What is the semantic web (or web 3.0)?
The Semantic Web is a web of data. There is lots of data we all use every day, and it is not part of the web. I can see my bank statements on the web, and my photographs, and I can see my appointments in a calendar. But can I see my photos in a calendar to see what I was doing when I took them? Can I see bank statement lines in a calendar?
Why not? Because we don’t have a web of data. Because data is controlled by applications, and each application keeps it to itself.
The Semantic Web is about two things. It is about common formats for integration and combination of data drawn from diverse sources, where on the original Web mainly concentrated on the interchange of documents. It is also about language for recording how the data relates to real world objects. That allows a person, or a machine, to start off in one database, and then move through an unending set of databases which are connected not by wires but by being about the same thing.
Wikipedia describes web 3.0 – the semantic web as:
Web 3.0 is one of the terms used to describe the evolutionary stage of the Web that follows Web 2.0. Given that technical and social possibilities identified in this latter term are yet to be fully realized the nature of defining Web 3.0 is highly speculative. In general it refers to aspects of the Internet which, though potentially possible, are not technically or practically feasible at this time.
Is this the end of Google (or maybe the start of the end…)?
Wikipedia 3.0: The End of Google?
The Semantic Web (or Web 3.0) promises to “organize the world’s information” in a dramatically more logical way than Google can ever achieve with their current engine design. This is specially true from the point of view of machine comprehension as opposed to human comprehension.The Semantic Web requires the use of a declarative ontological language like OWL to produce domain-specific ontologies that machines can use to reason about information and make new conclusions, not simply match keywords.
This quote from an article (blog) from evolvingtrends has some interesting points. If (at last) we get to the point where web pages are ‘organised’ or structured in such a way that a form of natural search language can evolve (aka SQL, etc.) then the web will become self describing. The ‘structure’ of the web can actually be its own database[engine].

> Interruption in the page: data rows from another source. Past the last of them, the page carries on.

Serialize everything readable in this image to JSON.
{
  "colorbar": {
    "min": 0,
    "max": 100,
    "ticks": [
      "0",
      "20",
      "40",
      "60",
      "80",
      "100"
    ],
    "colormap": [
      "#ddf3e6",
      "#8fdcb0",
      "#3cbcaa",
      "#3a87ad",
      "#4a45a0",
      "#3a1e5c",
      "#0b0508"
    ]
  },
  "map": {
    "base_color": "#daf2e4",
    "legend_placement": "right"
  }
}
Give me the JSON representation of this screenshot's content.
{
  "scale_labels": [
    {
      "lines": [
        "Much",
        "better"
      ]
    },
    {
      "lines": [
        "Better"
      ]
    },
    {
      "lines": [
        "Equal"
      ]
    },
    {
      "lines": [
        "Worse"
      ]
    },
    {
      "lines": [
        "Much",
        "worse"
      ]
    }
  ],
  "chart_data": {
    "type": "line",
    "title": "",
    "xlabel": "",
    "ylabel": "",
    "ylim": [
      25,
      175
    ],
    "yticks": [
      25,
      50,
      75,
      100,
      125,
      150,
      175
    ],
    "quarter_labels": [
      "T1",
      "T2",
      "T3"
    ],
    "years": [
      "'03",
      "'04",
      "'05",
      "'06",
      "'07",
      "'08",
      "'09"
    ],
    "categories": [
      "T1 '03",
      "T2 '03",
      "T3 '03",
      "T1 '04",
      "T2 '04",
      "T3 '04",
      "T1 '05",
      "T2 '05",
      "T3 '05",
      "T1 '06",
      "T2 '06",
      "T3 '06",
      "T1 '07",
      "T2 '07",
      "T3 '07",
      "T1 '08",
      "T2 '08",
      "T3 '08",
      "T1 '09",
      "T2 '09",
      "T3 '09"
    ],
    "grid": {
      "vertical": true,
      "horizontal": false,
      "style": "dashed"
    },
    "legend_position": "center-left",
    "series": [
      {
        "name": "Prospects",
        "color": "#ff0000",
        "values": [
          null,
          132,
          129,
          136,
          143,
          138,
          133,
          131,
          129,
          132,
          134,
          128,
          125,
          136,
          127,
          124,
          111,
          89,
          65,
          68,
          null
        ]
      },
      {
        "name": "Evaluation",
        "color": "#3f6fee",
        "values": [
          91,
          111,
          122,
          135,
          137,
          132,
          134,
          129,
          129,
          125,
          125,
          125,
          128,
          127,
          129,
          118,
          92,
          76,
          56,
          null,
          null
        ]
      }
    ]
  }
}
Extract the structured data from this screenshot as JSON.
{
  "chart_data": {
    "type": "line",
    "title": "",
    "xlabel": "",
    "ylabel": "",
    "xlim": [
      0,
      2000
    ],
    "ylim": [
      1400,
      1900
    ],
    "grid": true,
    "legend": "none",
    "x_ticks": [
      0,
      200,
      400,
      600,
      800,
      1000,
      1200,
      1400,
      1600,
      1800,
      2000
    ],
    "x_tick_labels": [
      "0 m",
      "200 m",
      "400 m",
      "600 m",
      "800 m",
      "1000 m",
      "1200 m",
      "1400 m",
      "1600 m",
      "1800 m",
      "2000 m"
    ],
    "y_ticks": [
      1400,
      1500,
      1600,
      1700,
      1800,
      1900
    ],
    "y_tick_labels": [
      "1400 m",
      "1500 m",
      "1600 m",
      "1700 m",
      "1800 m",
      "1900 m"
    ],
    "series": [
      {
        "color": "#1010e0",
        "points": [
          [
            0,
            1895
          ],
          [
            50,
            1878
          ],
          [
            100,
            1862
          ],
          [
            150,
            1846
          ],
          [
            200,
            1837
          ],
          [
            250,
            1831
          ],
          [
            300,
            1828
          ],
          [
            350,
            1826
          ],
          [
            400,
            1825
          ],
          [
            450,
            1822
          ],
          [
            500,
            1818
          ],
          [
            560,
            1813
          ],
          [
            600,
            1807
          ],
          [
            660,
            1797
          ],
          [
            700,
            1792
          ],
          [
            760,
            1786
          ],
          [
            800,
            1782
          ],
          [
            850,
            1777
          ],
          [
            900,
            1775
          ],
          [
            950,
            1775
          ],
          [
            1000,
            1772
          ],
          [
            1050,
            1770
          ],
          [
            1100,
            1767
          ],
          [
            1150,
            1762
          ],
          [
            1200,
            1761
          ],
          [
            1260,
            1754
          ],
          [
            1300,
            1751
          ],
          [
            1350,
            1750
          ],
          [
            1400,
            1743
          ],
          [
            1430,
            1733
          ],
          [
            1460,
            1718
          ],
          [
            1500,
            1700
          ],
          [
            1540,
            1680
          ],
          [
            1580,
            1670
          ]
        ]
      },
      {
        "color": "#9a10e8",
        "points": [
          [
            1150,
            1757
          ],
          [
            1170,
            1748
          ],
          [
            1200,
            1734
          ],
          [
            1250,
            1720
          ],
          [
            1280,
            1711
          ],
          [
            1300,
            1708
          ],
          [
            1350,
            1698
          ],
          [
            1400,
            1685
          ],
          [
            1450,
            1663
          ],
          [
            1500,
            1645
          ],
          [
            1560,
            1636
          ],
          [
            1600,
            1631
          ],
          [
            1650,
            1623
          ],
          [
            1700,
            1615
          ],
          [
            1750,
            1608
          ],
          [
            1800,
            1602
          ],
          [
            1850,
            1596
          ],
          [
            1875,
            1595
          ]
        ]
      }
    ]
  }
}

Once we evolve (naturally…?) the constructs within web pages to semantically describe the data that is embedded into the page, should we not have a perfect solution for searching and selecting data? Imagine if you will pages with pseudo XML markup that conforms to pre-defined schemas (XML I hear you shouting) that enables any web page to embed the data in such a way that a natural search engine can find the data; not only find it but find it with some degree of accuracy.
Instead of flapping around trying to parse data (text at the moment) from long winded html web pages, the constructs of the web pages will be a sort of self describing database that conforms to common standards. For example you would be able to search all web pages for cars that have certain characteristics and requirements, throughout the web, and actually GET good results. No longer the wishy washy results returned by the ‘best guess’ methods of the search engines; now information that conforms exactly to our search criteria – eutopia?
Watch this space (and of course millions of other ‘spaces’) as we get closer to having a useful ”search enabled’ web…
We have Dictionaries, Thesauri, Taxonomies DTT human readable form and we can use them. Are there Ontologies in human readable form to serve the purpose not solved by a combination of DTT?
The answer lies between the body of knowledge that is self encrypted (human readable but not machine readable) and the machines that need to understand and make sense of that knowledge.
Now that the mass of data is out there and being indexed, everyone has concluded that the accuracy of said data is just not good enough. We need more accurate results. No longer is it good to search for something and get page 1 of 1m or so results. The best result is ONE – e.g. the one that you were looking for, given the wishy washy search criteria that was entered in the first place.